J'ai (presque) toujours, l'impression de ne pas être à ma place. D'être en trop ou pas assez.
Je ne suis pas comme les gens qui m'entoure. C'est simple ma famille ne me comprend pas, je suis parfois une étrangère à leurs yeux.
J'arrive à être moi, avec mes rares amis. C'est triste, mais c'est cette impression d'être en dehors du système, qui nous a amené à nous rencontrer, à s'entraider, et à se soutenir.
J'ai parfois l'impression d'être l'éclair avant le tonnerre, pas tout le monde arrive à le voir, mais on entend tous le tonnerre.
Pareil pour moi, rares sont ceux qui ont vu au delà de la carapace, qui comprennent mes silences, et ce qu'ils veulent dire.
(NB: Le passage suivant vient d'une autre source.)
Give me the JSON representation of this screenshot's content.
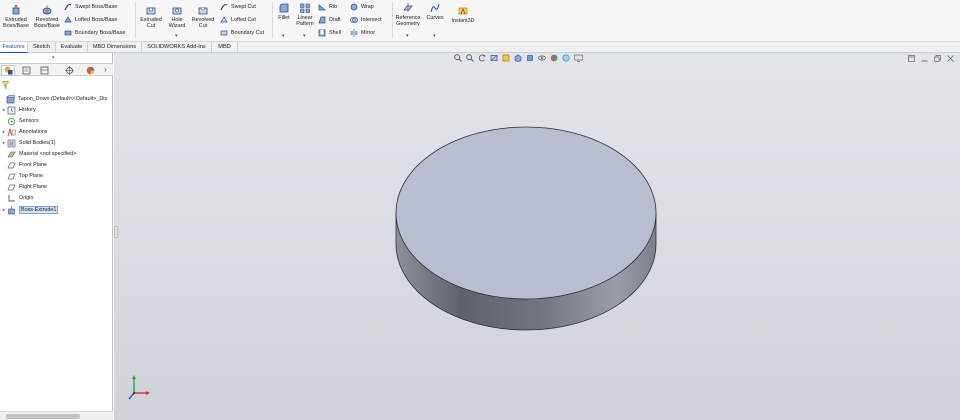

Rares sont ceux, qui savent que je suis blessée au plus profond de mon être. Que la fille souriante et joyeuse, c'est juste un jeu d'actrice.
Les blessures que je porte, j'ai essayé de les panser, de les guérir, avec de la haine, avec de l'amour. Mais rien n'y fais, elles me collent à la peau, comme des tatouages invisibles.
J'arrive plus à avancer, en ce moment. J'ai souvent cette impression, que je manque d'air.
Que je dois partir loin, très loin. En pleine nature, pour me retrouver et me ressourcer.
Comme si le sens de ma vie, était caché dans un coin de forêt, au détour d'un flocon de neige, dans le regard d'un animal sauvage, dans le murmure d'une cascade, dans le reflet d'un lac …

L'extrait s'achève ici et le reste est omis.